By David Browne,
George McGovern, longtime anti-war congressman from South Dakota who notoriously suffered a devastating loss to Richard Nixon in the 1972 presidential campaign, died at the age of 90.
With his focus on peace and world hunger, McGovern was one of the leading liberal voices of his era – and the repercussions of his unsuccessful campaign for the White House were felt for decades to come.
Although he had been a Senator and Representative in his home state and had worked for John F. Kennedy’s administration, McGovern was largely unknown by the time of the Democratic primaries in early 1972.
Described by the New York Times as “a baldish former minister and rural radical,” McGovern was a modest, low-key and reflective man, the antithesis of the savvy politician. “Above everything else,” he said at one early campaign stop, “the citizens of this land are concerned about a restoration of credibility in the political life of their country.”
By 1972, that image – and his longtime opposition to the Vietnam War, starting in 1963 – connected with parts of the electorate who were tired of the war and the much-loathed Nixon.

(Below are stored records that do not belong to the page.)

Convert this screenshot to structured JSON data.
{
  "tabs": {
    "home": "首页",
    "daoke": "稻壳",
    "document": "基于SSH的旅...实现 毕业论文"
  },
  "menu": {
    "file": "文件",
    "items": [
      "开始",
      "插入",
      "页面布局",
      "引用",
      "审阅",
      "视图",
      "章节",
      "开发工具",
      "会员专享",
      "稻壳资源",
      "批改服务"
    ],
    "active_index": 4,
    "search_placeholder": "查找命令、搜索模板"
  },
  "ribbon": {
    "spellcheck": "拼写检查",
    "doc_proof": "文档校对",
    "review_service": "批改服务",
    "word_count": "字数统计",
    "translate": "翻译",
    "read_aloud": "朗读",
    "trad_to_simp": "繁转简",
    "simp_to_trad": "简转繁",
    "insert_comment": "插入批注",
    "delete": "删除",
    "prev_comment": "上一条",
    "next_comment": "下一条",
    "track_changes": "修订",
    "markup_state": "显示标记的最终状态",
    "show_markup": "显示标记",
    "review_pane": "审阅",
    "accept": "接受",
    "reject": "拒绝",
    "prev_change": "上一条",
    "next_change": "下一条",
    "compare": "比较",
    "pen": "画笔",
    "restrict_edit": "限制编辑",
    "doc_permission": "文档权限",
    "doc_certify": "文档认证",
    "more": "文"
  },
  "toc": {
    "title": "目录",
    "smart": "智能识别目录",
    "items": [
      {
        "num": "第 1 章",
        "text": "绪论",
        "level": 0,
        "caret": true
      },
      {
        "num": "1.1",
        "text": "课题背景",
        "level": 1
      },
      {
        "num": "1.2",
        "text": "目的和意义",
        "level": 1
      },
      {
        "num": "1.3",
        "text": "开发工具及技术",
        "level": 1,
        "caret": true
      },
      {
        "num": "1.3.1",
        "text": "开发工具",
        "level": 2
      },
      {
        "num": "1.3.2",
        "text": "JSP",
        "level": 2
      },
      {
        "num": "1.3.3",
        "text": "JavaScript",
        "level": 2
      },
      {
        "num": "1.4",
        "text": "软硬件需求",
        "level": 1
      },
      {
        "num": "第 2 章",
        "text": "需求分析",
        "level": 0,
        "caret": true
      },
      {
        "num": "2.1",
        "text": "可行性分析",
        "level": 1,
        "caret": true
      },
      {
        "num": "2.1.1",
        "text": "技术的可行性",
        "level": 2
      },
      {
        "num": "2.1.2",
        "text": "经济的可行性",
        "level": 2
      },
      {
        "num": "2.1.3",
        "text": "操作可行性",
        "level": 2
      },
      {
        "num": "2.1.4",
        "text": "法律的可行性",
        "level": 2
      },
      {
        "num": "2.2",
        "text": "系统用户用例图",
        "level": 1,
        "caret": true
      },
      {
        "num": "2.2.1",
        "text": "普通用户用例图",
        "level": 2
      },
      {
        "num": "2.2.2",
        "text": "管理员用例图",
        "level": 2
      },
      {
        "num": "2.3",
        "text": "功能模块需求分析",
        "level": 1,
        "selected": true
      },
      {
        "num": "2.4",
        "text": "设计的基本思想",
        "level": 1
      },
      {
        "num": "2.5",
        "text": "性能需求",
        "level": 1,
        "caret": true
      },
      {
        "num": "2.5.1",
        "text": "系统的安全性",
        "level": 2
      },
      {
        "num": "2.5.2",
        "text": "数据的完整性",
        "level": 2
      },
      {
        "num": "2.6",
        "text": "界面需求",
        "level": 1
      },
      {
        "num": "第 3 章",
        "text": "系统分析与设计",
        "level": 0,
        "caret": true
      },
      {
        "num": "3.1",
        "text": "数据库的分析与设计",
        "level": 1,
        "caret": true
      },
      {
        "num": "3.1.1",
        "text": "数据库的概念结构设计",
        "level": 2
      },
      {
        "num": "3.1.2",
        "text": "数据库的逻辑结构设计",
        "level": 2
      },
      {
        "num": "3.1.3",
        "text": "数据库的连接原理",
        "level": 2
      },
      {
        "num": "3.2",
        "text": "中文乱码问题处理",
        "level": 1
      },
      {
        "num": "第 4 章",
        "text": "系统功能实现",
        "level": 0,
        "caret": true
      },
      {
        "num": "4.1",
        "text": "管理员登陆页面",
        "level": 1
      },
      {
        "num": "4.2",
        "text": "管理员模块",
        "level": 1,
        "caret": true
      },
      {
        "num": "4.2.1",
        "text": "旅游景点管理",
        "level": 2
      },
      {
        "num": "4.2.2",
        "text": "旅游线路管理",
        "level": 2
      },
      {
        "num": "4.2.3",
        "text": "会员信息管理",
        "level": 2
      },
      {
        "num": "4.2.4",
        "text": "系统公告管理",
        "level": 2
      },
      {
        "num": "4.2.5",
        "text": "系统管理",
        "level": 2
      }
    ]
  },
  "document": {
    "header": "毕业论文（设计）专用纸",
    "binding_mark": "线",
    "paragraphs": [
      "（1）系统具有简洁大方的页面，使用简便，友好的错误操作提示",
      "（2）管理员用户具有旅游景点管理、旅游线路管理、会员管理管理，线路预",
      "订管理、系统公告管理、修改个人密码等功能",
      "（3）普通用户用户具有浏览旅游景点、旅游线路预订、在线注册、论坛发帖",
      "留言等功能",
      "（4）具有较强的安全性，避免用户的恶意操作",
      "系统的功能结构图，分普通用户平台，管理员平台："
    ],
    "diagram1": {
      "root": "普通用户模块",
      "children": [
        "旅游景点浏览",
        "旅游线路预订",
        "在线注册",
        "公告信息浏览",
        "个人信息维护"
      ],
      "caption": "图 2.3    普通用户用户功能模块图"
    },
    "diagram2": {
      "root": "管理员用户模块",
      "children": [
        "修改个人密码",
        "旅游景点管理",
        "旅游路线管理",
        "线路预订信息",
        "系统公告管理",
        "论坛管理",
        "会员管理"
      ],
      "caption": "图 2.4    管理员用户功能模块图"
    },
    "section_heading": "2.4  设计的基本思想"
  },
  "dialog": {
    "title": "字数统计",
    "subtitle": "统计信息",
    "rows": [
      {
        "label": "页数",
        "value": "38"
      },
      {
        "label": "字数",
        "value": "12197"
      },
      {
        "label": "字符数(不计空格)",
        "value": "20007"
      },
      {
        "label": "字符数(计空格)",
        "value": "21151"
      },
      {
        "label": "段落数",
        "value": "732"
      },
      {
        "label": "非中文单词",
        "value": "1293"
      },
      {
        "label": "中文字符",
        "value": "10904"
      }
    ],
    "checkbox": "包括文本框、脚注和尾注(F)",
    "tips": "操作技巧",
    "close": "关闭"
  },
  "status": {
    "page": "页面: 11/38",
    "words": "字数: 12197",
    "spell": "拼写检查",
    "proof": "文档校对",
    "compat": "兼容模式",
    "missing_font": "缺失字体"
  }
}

McGovern quickly gained traction in his party and became the Democratic Party’s nominee that summer – only to suffer a series of setbacks that resulted in one of the biggest losses in U.S. presidential history.
“The ‘72 campaign was the high point in youthful idealism and citizen grass-roots action,” he told Rolling Stone magazine in 1987. “I don’t think it has been that strong since.”
Born and raised in South Dakota, he was the son of a former pro baseball player who became a Baptist minister. He served in the Air Force during World War II.
Afterward, he turned to religion (he was briefly a minister in the late ‘40s), college, and teaching. He ran for a seat in the House of Representatives in 1956 and won, serving two terms before serving as a special assistant in Kennedy’s administration.
After the 1972 loss, McGovern returned to the Senate until 1980.
Some of his most important work was in the realm of world hunger. Clinton appointed McGovern his ambassador to the U.N. Food and Agricultural Organization and, as a result, awarded him the Presidential Medal of Freedom in 2000.
Post publisher Paul Cobb, a former national staff member and speechwriter for Senator McGovern, said “McGovern championed the causes, concerns and issues of Black advancement. He exhibited more courage than any other politician in congress.”
Cobb, who also served as national co-director of the voter registration and ‘get-out-the-vote’ campaign for McGovern, shared an office with Ann Wexler in the Watergate Building. After the ill-fated break-in, that occurred on the same floor, he said McGovern quipped that the burglars bypassed his office because the FBI already had better files on the Black community.”